“If we can change the way one person views disability, that will feel like a success to me.”
— Allison Norlian
“Meandering Scars shows Erica’s scars entirely; she is a perfect subject because she’s so imperfect, highlighting the power of human-first storytelling.”
— Kody Leibowitz
By Valerie Milano & Juan Markos
Los Angeles, CA (The Hollywood Times) 6/26/25 – In Meandering Scars, which will have its world premiere at Dances with Films on Saturday, June 28th at 10:30 AM, co-directors Allison Norlian and Kody Leibowitz deliver a raw, unflinching, and deeply human portrait of mental health, disability, and resilience through the lens of one woman’s extraordinary journey.

From the start, the filmmakers saw Erika’s story as their launching point—both personally and professionally. “Allison called me right away and said, ‘Scratch the series idea; Erica’s story is our first film,’” Leibowitz recalled. What began as a modest reel-building exercise evolved into a four-year odyssey that took the crew from Zoom interviews to the high-altitude extremes of Africa, and back into Erika’s home life in Charlotte, North Carolina.
Yet Meandering Scars refuses to be another triumph-over-adversity narrative. Instead, it carefully dismantles that trope. “We reject the ‘perfect subject’ trope,” Leibowitz said. “Erica’s imperfections—her struggles with mental health, her scars—make her the ideal protagonist.”

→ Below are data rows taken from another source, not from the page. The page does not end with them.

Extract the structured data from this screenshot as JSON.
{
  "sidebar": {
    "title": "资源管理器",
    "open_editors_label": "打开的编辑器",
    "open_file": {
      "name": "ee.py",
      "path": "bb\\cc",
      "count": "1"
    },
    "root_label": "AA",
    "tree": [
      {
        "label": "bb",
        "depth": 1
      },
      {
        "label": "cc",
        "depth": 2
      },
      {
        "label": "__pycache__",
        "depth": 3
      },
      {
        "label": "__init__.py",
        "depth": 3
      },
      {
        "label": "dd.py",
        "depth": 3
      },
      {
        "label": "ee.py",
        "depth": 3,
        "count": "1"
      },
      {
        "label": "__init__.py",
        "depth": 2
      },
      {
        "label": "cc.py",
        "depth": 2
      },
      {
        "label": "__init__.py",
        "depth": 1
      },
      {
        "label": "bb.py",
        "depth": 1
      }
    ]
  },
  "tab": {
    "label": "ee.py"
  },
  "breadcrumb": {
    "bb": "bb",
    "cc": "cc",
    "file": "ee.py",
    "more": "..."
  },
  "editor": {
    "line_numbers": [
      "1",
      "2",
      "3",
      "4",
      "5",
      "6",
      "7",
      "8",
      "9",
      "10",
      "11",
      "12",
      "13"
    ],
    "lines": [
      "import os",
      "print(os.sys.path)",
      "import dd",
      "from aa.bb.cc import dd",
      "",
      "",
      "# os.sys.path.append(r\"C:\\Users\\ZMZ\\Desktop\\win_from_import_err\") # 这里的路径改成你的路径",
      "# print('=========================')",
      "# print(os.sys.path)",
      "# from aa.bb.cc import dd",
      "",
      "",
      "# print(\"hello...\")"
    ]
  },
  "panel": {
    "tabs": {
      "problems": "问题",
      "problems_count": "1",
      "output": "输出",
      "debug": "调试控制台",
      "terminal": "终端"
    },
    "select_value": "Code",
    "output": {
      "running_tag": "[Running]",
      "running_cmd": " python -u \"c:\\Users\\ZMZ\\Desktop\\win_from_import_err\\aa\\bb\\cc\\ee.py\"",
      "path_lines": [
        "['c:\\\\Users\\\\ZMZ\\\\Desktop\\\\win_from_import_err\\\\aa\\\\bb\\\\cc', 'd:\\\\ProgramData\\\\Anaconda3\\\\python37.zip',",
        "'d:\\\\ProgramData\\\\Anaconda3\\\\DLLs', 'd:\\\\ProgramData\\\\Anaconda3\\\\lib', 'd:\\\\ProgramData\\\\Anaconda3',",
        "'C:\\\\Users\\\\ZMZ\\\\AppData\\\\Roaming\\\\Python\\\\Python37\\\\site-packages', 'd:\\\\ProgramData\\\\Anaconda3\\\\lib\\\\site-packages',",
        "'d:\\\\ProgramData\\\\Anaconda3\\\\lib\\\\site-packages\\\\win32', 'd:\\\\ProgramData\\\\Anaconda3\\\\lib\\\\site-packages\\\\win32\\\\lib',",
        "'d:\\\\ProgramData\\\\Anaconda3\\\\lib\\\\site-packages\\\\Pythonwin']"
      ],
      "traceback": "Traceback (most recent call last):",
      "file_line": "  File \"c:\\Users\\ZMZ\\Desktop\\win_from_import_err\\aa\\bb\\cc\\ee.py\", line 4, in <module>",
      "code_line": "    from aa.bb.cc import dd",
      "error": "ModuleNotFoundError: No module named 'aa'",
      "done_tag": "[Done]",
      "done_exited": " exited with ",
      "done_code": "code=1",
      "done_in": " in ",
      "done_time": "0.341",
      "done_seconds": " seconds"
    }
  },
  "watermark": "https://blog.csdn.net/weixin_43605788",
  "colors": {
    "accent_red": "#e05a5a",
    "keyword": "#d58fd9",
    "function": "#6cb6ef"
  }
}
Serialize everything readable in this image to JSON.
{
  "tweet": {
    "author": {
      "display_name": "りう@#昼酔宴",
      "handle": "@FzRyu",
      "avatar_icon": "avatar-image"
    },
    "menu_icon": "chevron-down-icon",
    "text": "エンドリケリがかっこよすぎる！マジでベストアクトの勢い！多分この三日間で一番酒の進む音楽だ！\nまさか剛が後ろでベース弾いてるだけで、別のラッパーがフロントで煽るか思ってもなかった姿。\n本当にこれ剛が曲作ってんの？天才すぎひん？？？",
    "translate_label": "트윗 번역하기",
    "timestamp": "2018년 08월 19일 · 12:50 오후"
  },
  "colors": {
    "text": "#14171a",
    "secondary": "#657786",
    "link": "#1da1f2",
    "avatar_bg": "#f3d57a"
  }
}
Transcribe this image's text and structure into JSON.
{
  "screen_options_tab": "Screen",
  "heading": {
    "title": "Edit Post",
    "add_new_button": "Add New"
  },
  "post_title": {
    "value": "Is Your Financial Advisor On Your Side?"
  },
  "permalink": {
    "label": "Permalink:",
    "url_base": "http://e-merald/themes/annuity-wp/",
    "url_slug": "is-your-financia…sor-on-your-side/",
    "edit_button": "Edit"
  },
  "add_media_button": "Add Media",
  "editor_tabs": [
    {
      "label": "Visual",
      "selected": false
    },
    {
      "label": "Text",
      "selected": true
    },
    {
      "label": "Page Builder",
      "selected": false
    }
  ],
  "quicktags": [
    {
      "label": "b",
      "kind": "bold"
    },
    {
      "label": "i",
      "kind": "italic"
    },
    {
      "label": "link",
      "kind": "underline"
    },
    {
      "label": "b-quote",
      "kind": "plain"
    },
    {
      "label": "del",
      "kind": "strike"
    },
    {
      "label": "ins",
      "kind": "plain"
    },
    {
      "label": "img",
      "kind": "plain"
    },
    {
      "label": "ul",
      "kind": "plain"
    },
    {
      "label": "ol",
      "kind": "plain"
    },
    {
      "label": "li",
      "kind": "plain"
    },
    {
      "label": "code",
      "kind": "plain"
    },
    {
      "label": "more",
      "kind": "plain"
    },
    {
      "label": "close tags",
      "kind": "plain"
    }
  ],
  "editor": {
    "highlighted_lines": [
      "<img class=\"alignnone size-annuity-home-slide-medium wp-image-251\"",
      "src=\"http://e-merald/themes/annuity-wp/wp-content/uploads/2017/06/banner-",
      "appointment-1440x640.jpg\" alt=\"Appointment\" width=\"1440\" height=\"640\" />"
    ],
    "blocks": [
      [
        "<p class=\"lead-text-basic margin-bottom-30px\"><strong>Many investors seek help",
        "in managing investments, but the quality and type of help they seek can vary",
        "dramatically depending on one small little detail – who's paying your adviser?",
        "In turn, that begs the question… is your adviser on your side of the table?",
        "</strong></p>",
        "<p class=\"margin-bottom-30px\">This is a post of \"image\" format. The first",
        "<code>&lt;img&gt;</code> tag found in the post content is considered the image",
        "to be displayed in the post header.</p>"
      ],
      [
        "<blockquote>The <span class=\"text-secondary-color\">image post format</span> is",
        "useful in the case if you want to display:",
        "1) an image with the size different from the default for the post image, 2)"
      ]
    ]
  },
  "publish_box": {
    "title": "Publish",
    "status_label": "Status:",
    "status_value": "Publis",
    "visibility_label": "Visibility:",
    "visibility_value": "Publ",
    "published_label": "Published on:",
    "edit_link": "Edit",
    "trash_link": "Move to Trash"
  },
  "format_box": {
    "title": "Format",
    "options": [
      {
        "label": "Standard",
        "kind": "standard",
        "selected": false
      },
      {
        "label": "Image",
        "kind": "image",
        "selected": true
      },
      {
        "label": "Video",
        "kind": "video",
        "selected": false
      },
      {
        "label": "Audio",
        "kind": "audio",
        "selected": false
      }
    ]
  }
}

Birdmine’s mission is boldly present in every frame: to challenge how disability is portrayed and understood. “Disabled people are whole people,” Norlian emphasized. “Climbing Kilimanjaro is just one chapter in her life.” In that spirit, Meandering Scars is not a film about a disabled athlete. It is a film about a human being with ambition, doubts, resilience, humor, and pain. It is universal and deeply personal all at once.